Measuring the intelligence of an idealized mechanical knowing agent

TL;DR

This paper introduces a simplified measure of intelligence for idealized mechanical agents based on the supremum of known computable ordinals, providing insights into the nature of machine intelligence and its limits.

Contribution

It defines a novel, simplified measure of intelligence for idealized agents and demonstrates its implications for understanding intelligence hierarchies and the impossibility of an intelligence explosion.

Findings

Higher intelligence levels imply knowledge of more complex ordinals.

Results suggest limits on the potential for an intelligence explosion.
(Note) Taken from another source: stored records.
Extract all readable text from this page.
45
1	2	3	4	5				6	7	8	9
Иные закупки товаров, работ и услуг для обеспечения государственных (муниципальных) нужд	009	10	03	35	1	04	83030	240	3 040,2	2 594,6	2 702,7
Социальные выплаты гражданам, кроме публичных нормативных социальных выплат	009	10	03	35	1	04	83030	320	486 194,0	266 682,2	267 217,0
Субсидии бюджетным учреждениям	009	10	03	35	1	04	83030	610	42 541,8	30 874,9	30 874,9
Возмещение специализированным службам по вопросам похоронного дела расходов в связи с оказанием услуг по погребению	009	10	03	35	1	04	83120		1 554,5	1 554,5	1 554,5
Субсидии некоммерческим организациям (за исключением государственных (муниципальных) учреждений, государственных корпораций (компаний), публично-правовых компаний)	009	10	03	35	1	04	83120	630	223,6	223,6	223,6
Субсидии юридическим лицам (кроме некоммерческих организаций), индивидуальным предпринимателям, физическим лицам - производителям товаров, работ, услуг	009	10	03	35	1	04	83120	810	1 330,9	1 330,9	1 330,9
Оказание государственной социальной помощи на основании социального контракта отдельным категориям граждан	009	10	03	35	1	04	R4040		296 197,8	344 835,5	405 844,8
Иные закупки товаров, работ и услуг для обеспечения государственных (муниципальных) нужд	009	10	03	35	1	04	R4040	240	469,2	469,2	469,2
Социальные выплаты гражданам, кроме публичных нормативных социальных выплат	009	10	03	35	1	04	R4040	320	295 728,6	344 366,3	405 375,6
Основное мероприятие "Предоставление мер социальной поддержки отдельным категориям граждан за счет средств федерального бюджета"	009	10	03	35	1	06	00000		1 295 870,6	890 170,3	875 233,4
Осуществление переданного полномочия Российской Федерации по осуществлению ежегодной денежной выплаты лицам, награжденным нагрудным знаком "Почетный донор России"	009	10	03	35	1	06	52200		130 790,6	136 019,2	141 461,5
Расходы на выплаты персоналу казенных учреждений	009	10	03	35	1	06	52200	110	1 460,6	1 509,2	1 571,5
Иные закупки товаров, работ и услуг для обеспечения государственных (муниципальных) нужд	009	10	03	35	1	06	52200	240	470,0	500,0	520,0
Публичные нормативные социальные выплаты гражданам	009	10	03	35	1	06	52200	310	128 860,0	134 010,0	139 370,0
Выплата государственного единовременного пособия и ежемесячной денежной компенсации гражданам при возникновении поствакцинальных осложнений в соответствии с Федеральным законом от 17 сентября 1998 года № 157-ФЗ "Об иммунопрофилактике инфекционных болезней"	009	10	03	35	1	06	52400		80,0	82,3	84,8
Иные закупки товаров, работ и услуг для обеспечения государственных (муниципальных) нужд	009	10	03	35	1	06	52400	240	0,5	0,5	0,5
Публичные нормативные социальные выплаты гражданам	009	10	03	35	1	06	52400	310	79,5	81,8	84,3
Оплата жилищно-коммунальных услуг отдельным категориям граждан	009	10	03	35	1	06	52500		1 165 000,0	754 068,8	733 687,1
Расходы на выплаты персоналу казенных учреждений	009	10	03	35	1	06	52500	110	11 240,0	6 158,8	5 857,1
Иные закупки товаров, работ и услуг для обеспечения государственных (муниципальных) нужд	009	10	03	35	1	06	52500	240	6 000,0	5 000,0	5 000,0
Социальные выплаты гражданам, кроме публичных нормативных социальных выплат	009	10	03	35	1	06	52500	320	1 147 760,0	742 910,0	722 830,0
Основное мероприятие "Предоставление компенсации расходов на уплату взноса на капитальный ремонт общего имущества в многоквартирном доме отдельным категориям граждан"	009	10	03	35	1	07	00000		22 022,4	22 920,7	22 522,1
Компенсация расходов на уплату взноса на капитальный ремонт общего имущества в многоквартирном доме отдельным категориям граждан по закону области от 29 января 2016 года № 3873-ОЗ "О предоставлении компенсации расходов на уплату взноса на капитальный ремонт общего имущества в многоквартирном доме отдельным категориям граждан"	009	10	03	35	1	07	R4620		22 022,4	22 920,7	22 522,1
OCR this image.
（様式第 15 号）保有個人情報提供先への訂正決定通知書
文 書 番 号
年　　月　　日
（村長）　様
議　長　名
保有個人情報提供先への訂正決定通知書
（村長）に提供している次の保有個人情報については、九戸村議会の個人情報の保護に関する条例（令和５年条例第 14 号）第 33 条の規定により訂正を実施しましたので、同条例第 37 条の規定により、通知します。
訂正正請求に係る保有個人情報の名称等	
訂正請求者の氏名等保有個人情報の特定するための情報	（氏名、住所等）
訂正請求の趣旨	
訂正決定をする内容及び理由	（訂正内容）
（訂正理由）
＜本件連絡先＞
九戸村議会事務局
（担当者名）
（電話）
The measure offers a new perspective on formalizing machine intelligence.

Abstract

We define a notion of the intelligence level of an idealized mechanical knowing agent. This is motivated by efforts within artificial intelligence research to define real-number intelligence levels of complicated intelligent systems. Our agents are more idealized, which allows us to define a much simpler measure of intelligence level for them. In short, we define the intelligence level of a mechanical knowing agent to be the supremum of the computable ordinals that have codes the agent knows to be codes of computable ordinals. We prove that if one agent knows certain things about another agent, then the former necessarily has a higher intelligence level than the latter. This allows our intelligence notion to serve as a stepping stone to obtain results which, by themselves, are not stated in terms of our intelligence notion (results of potential interest even to readers totally skeptical that our notion correctly captures intelligence). As an application, we argue that these results comprise evidence against the possibility of intelligence explosion (that is, the notion that sufficiently intelligent machines will eventually be capable of designing even more intelligent machines, which can then design even more intelligent machines, and so on).